I jumped at the chance to review an album by a Brisbane band: “Hey, I wonder what’s going on in Brisvegas music these days?” Not because it’s the sweltering subtropical sprawl that gave birth to a handful of internationally revered underground bands. Not because it’s the historically arch-conservative backwater that spawned some of my favourite punk bands. Simply because it’s the land from which I myself sprang, and where I began my lifelong infatuation with independent music.
So here we have Sacred Shrines, and it’s a pleasant surprise to hear such an accomplished chunk of retro-flavoured garage/psych from my old town. I’ve got some catching up to do, to the tune of a previous album, an EP, and a smattering of singles.
As for the current release; my overall impression of Enter The Woods is that it skews towards the poppy end of the psych spectrum; sometimes breezier, sometimes more melancholy; definitely no 10-minute improvised freakouts. In order to say something semi-intelligent about this release, I find myself thinking first about what this doesn’t sound like; it’s not quite like the droning tension of The Black Angels, or the down-tuned stoner-psych rumble of bands like The Well. It’s definitely not the hazy doomy occult sounds of Moon Coven, or the manic R&B freak-outs of Banshee (who I reviewed last year).

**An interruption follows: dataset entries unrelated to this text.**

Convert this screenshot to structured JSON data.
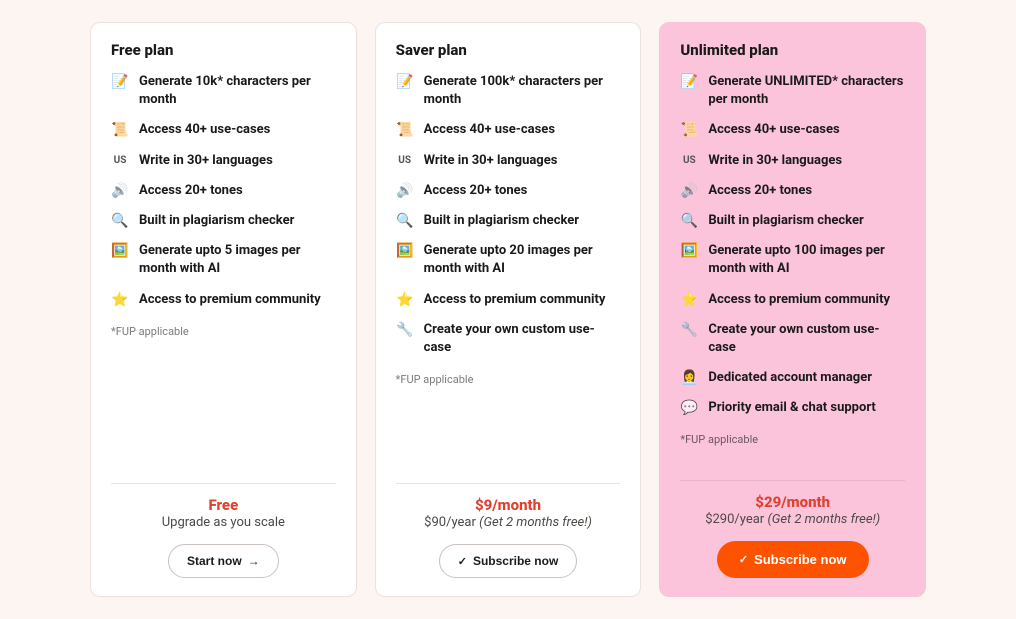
{
  "layout": {
    "page_bg": "#fdf5f2",
    "card_bg": "#ffffff",
    "card_border": "#e9e3e0",
    "highlight_bg": "#fbc4db",
    "accent_color": "#e0402f",
    "cta_solid_bg": "#fd5200",
    "text_color": "#1a1a1a",
    "muted_color": "#7f7a77"
  },
  "icons": {
    "doc": "📝",
    "scroll": "📜",
    "us": "US",
    "speaker": "🔊",
    "magnifier": "🔍",
    "image": "🖼️",
    "star": "⭐",
    "wrench": "🔧",
    "person": "👩‍💼",
    "chat": "💬"
  },
  "plans": [
    {
      "key": "free",
      "title": "Free plan",
      "highlight": false,
      "features": [
        {
          "icon": "doc",
          "text": "Generate 10k* characters per month"
        },
        {
          "icon": "scroll",
          "text": "Access 40+ use-cases"
        },
        {
          "icon": "us",
          "text": "Write in 30+ languages"
        },
        {
          "icon": "speaker",
          "text": "Access 20+ tones"
        },
        {
          "icon": "magnifier",
          "text": "Built in plagiarism checker"
        },
        {
          "icon": "image",
          "text": "Generate upto 5 images per month with AI"
        },
        {
          "icon": "star",
          "text": "Access to premium community"
        }
      ],
      "fup": "*FUP applicable",
      "price_top": "Free",
      "price_sub": "Upgrade as you scale",
      "price_sub_italic": "",
      "cta": {
        "label": "Start now",
        "variant": "outline",
        "symbol": "arrow"
      }
    },
    {
      "key": "saver",
      "title": "Saver plan",
      "highlight": false,
      "features": [
        {
          "icon": "doc",
          "text": "Generate 100k* characters per month"
        },
        {
          "icon": "scroll",
          "text": "Access 40+ use-cases"
        },
        {
          "icon": "us",
          "text": "Write in 30+ languages"
        },
        {
          "icon": "speaker",
          "text": "Access 20+ tones"
        },
        {
          "icon": "magnifier",
          "text": "Built in plagiarism checker"
        },
        {
          "icon": "image",
          "text": "Generate upto 20 images per month with AI"
        },
        {
          "icon": "star",
          "text": "Access to premium community"
        },
        {
          "icon": "wrench",
          "text": "Create your own custom use-case"
        }
      ],
      "fup": "*FUP applicable",
      "price_top": "$9/month",
      "price_sub": "$90/year ",
      "price_sub_italic": "(Get 2 months free!)",
      "cta": {
        "label": "Subscribe now",
        "variant": "outline",
        "symbol": "check"
      }
    },
    {
      "key": "unlimited",
      "title": "Unlimited plan",
      "highlight": true,
      "features": [
        {
          "icon": "doc",
          "text": "Generate UNLIMITED* characters per month"
        },
        {
          "icon": "scroll",
          "text": "Access 40+ use-cases"
        },
        {
          "icon": "us",
          "text": "Write in 30+ languages"
        },
        {
          "icon": "speaker",
          "text": "Access 20+ tones"
        },
        {
          "icon": "magnifier",
          "text": "Built in plagiarism checker"
        },
        {
          "icon": "image",
          "text": "Generate upto 100 images per month with AI"
        },
        {
          "icon": "star",
          "text": "Access to premium community"
        },
        {
          "icon": "wrench",
          "text": "Create your own custom use-case"
        },
        {
          "icon": "person",
          "text": "Dedicated account manager"
        },
        {
          "icon": "chat",
          "text": "Priority email & chat support"
        }
      ],
      "fup": "*FUP applicable",
      "price_top": "$29/month",
      "price_sub": "$290/year ",
      "price_sub_italic": "(Get 2 months free!)",
      "cta": {
        "label": "Subscribe now",
        "variant": "solid",
        "symbol": "check"
      }
    }
  ]
}
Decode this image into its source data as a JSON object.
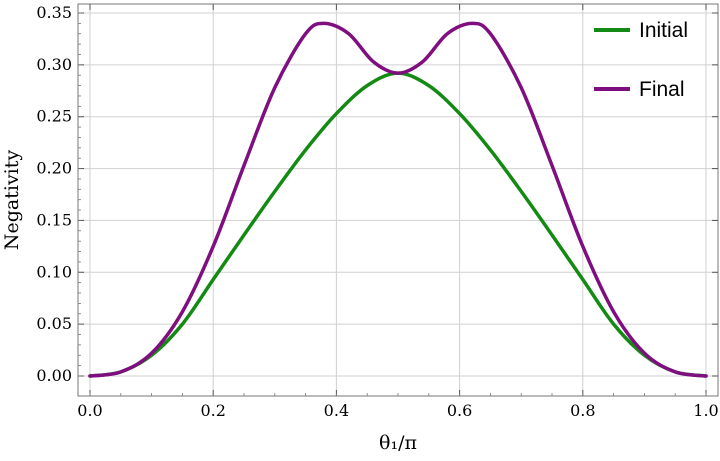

Obviously ‘what it isn’t’ only gets us so far – as for what it is; I’m thinking The Piper At The Gates Of Dawn as a starting point, with lashings of grimy ‘90s or ‘00s Dandy Warhols-esque grunge-pop and bombast layered on top. And although I’m characterising this album as generally pop-oriented, there’s enough darkness and gloomy flavours (that sometimes feel a little like goth rock, and occasionally even the earliest proto-punk ala The Sonics) to keep it interesting.
a rich and syrupy slab of psych-rock-pop…
The album begins with short and suitably lysergic intro tune Enter The Woods, before kicking into the insistent groove and faintly middle-eastern feel of Trail To Find. It disappears in a shimmering haze, to be replaced by Front Row Future, a raucous and thumping tune that Iggy would be proud to call his own.
From here the band continue to explore different territories. They’re in somewhat upbeat territory with Paint The Sky, and positively summery with Keep All The Sunshine, a tune that feels like it should have been a big mainstream hit in 1997. In tunes like Take The Fall or Stranger, they deliver darker Eskimo Joe or Placebo pop-rock flavours, dense and catchy. Shadow Man is melancholy, and Never Far From Where We Are is positively languid, even George Harrison-esque. (Is that a magpie I hear in the background, or is it a butcher bird?) The album is nicely bookended by the swirling, dreamy textures of Pass Like A Parade. I can’t pick many lyrics, but it seems conceptually fitting too.
This is good stuff – there’s tough, driving rhythms, shimmering, hazy textures, and plenty of pop hooks, with a bit of grunt. The lead vocals vary from moaning to howling and are often deftly balanced with sweet harmony vocals. You could listen to this as the background to your mundane activities, or you could equally crank up the volume and immerse yourself in a rich and syrupy slab of psych-rock-pop.